I've also had to play some other tricks this with timers that aren't 'regular'. For example, I worked on a device that required a data acquisition to occur 300 times a second. The hardware timer fired once a millisecond. There's no way to scale the millisecond timer to get exactly 1/300th of a second units. So We had to have logic that would perform the data acquisition on every 3, 3, and 4 ticks to keep the acquisition from drifting.
If you need to deal with hardware time error, then you need more than one time source and use them together to keep the overall time in sync.

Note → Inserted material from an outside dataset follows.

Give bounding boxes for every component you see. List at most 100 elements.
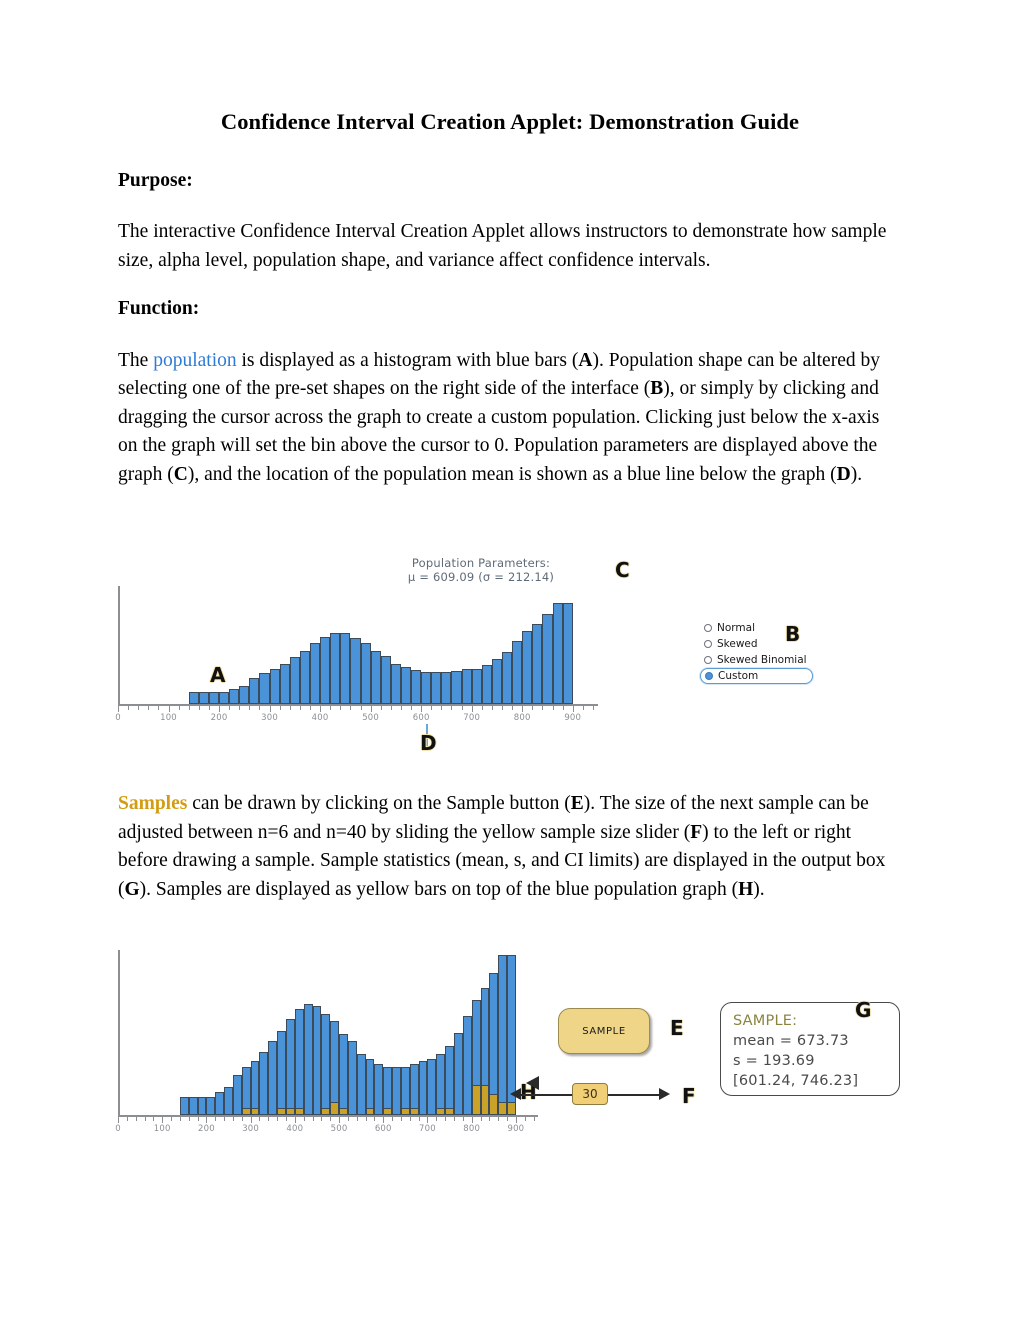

Depending on your needs this can be simple or pretty complex.
Something I've seen implemented in the past: the increment value can't be expressed precisely in the fixed-point format, but it can be expressed as a fraction. (This is similar to the "keep track of an error value" solution.)
Actually in this case the problem was slightly different, but conceptually similar—the problem wasn't a fixed-point representation as such, but deriving a timer from a clock source that wasn't a perfect multiple. We had a hardware clock that ticks at 32,768 Hz (common for a watch crystal based low-power timer). We wanted a millisecond timer from it.
The millisecond timer should increment every 32.768 hardware ticks. The first approximation is to increment every 33 hardware ticks, for a nominal 0.7% error. But, noting that 0.768 is 768/1000, or 96/125, you can do this:
Keep a variable for "fractional" value. Start it on 0.
wait for the hardware timer to count 32.
While true:
increment the millisecond timer.
Add 96 to the "fractional" value.
If the "fractional" value is >= 125, subtract 125 from it and wait for the hardware timer to count 33.
Otherwise (the "fractional" value is < 125), wait for the hardware timer to count 32.
There will be some short term "jitter" on the millisecond counter (32 vs 33 hardware ticks) but the long-term average will be 32.768 hardware ticks.